Seeing that I don't have anything of value to write per se (with the exception of experiences from the LAN party, and Turkey, and a bunch of reviews, and some development-related rants, and some other stuff) I figure I might as well just toss everything I have here. There's quite a bit of development-related stuff so I've split this into two seperate posts:
- Ilya linked me to this newsgroup discussion which is something of a revelation.
- During the QA cycle for a product I'm working on I got a request to limit the logs for just the last 10 days. I use log4net 1.2.9 incubation release, which is an absolute pleasure to use (even the documentation is up to snuff these days); however I've found that there is simply no way to do that using the stock RollingFileAppender when you roll by date (as opposed to by size). Since I didn't have time to research creating scheduled tasks using the godawful Visual Studio 2003 Setup and Deployment Project I just hacked a RollingFileAppender-derivative, only to find that most of its protected methods are not declared virtual - meaning I had to copy the code for the class in its entirety and hack away instead of just inheriting and overriding behavior. If anyone's interested in the hack let me know, but be advised that it's probably not very stable nor particularly elegant.

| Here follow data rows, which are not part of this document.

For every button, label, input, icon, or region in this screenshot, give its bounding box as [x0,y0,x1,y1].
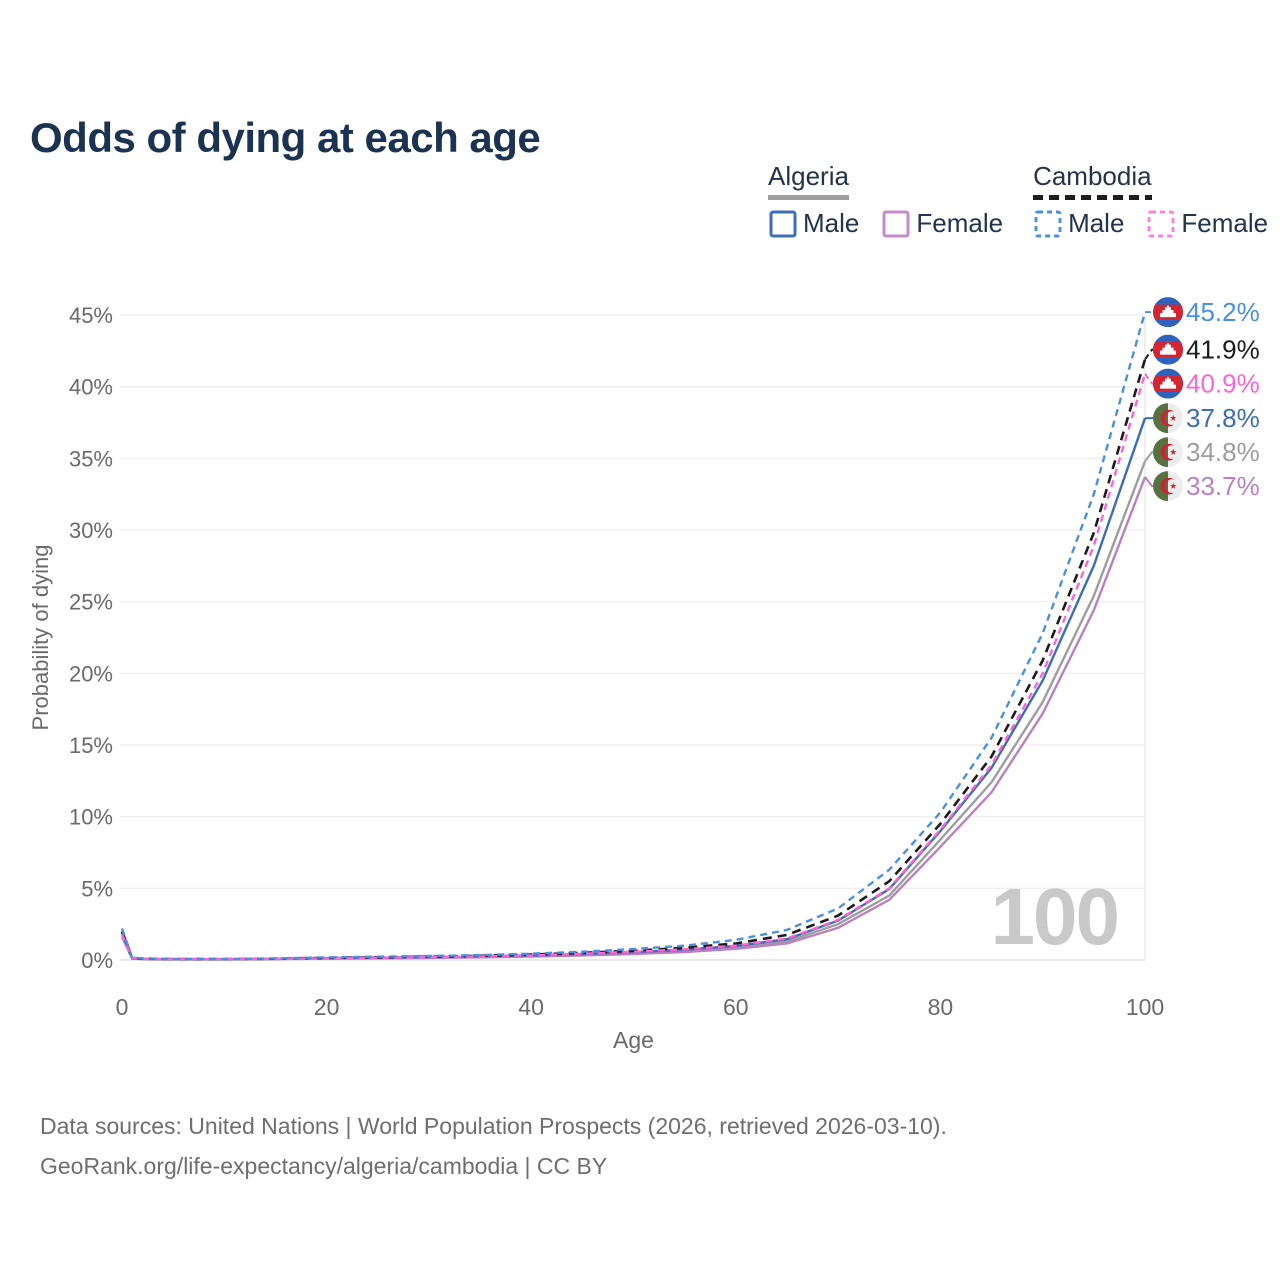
legend-item-algeria-female[interactable]: Female [881,208,1003,239]
end-label-algeria-male: 37.8% [1186,403,1260,433]
cambodia-flag-icon [1153,368,1183,399]
legend-country-algeria[interactable]: Algeria [768,161,849,200]
legend-country-cambodia-label: Cambodia [1033,161,1152,191]
algeria-female-swatch-icon [882,210,910,237]
cambodia-female-swatch-icon [1147,210,1175,237]
legend-country-algeria-label: Algeria [768,161,849,191]
algeria-flag-icon [1153,403,1183,434]
end-label-algeria-both-sexes: 34.8% [1186,437,1260,467]
legend-item-cambodia-female[interactable]: Female [1146,208,1268,239]
x-tick-100: 100 [1126,994,1164,1020]
legend-group-cambodia: Cambodia Male Female [1033,161,1268,239]
cambodia-flag-icon [1153,334,1183,365]
x-tick-20: 20 [314,994,340,1020]
legend-item-algeria-male[interactable]: Male [768,208,859,239]
algeria-male-swatch-icon [769,210,797,237]
end-label-algeria-female: 33.7% [1186,471,1260,501]
algeria-flag-icon [1153,437,1183,468]
series-cambodia-female[interactable] [120,373,1147,961]
y-tick-40: 40% [69,375,113,400]
legend-item-cambodia-male[interactable]: Male [1033,208,1124,239]
legend-item-label: Female [1181,208,1269,238]
legend-country-cambodia[interactable]: Cambodia [1033,161,1152,200]
cambodia-flag-icon [1153,297,1183,328]
x-axis-title: Age [613,1027,654,1053]
legend-item-label: Female [916,208,1004,238]
y-axis-title: Probability of dying [28,545,53,731]
y-tick-5: 5% [81,876,113,901]
algeria-flag-icon [1153,471,1183,502]
x-tick-80: 80 [928,994,954,1020]
series-cambodia-male[interactable] [120,311,1147,961]
algeria-solid-line-sample [768,195,849,200]
y-tick-30: 30% [69,518,113,543]
y-tick-10: 10% [69,805,113,830]
end-label-cambodia-male: 45.2% [1186,297,1260,327]
cambodia-dashed-line-sample [1033,195,1152,200]
x-tick-60: 60 [723,994,749,1020]
legend-item-label: Male [1068,208,1125,238]
y-tick-15: 15% [69,733,113,758]
y-tick-20: 20% [69,661,113,686]
x-tick-0: 0 [116,994,129,1020]
page-title: Odds of dying at each age [30,114,541,162]
series-cambodia-both-sexes[interactable] [120,359,1147,961]
legend-group-algeria: Algeria Male Female [768,161,1003,239]
end-label-cambodia-both-sexes: 41.9% [1186,335,1260,365]
legend: Algeria Male Female [768,161,1268,239]
x-tick-40: 40 [518,994,544,1020]
cambodia-male-swatch-icon [1034,210,1062,237]
chart-footer: Data sources: United Nations | World Pop… [40,1106,947,1186]
attribution-line: GeoRank.org/life-expectancy/algeria/camb… [40,1153,608,1179]
legend-item-label: Male [803,208,860,238]
y-tick-0: 0% [81,948,113,973]
age-hover-label: 100 [991,872,1118,961]
end-label-cambodia-female: 40.9% [1186,369,1260,399]
data-source-line: Data sources: United Nations | World Pop… [40,1113,947,1139]
y-tick-35: 35% [69,446,113,471]
y-tick-25: 25% [69,590,113,615]
y-tick-45: 45% [69,303,113,328]
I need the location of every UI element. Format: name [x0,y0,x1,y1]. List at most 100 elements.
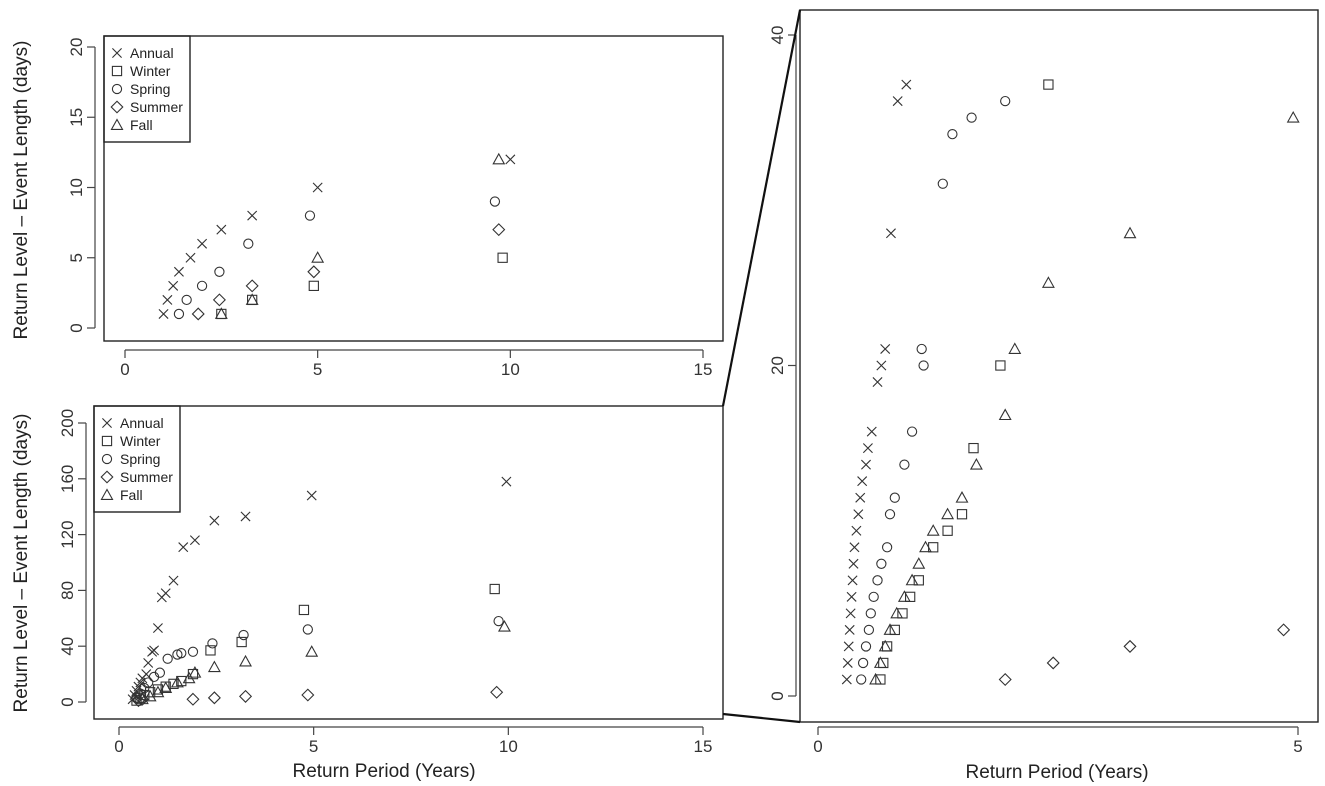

- I was looking for a way to execute an interactive process remotely (which can't be done easily, certainly not with my original research subject, WMI). Apparently the only practical way to do this under Win32 is to use a remote service with administrative privileges; security was a workable issue in this case, so I was left with having to research and write the service and deal with all the bugs, which given the project schedule was not an option. The first obvious option was to use SysInternals' PsExec tool; this would've been perfect except that PsExec's license forbids redistributing it without a license, which we were very inclined to purchase had there not been easier (and cheaper) options. BeyondExec is an equally solid solution that's distributed as freeware and is therefore useful for commercial purposes. Lastly, Jim Wiese has an interesting article up at The Code Project which might've saved us a great deal of time had BeyondExec proved irrelevant.
- John Wood's SafeInvoke is a very elegant solution to the classic GUI thread invocation issue when programming for Windows Forms. He's not the first to utilize .NET Reflection for that purpose, but his solution is extremely elegant as well as performant (since his helper class caches the generated code, a performance hit is incurred only when a delgate is first used, and System.Reflection is supposed to be dramatically faster in the upcoming CLR 2.0). Two thumbs up.
- One of my favourite writers, Reymond Chen over at The Old New Thing, wrote an insightful little tip on why you should never use sleep(0). The comments are equally informative. On a side note, I've recently become a very big fan of java and C#'s Monitor synchronization primitive along with its signalling capacity (in java it's part of the java.lang.Object API, which is much more elegant than C#'s Monitor class and its static members).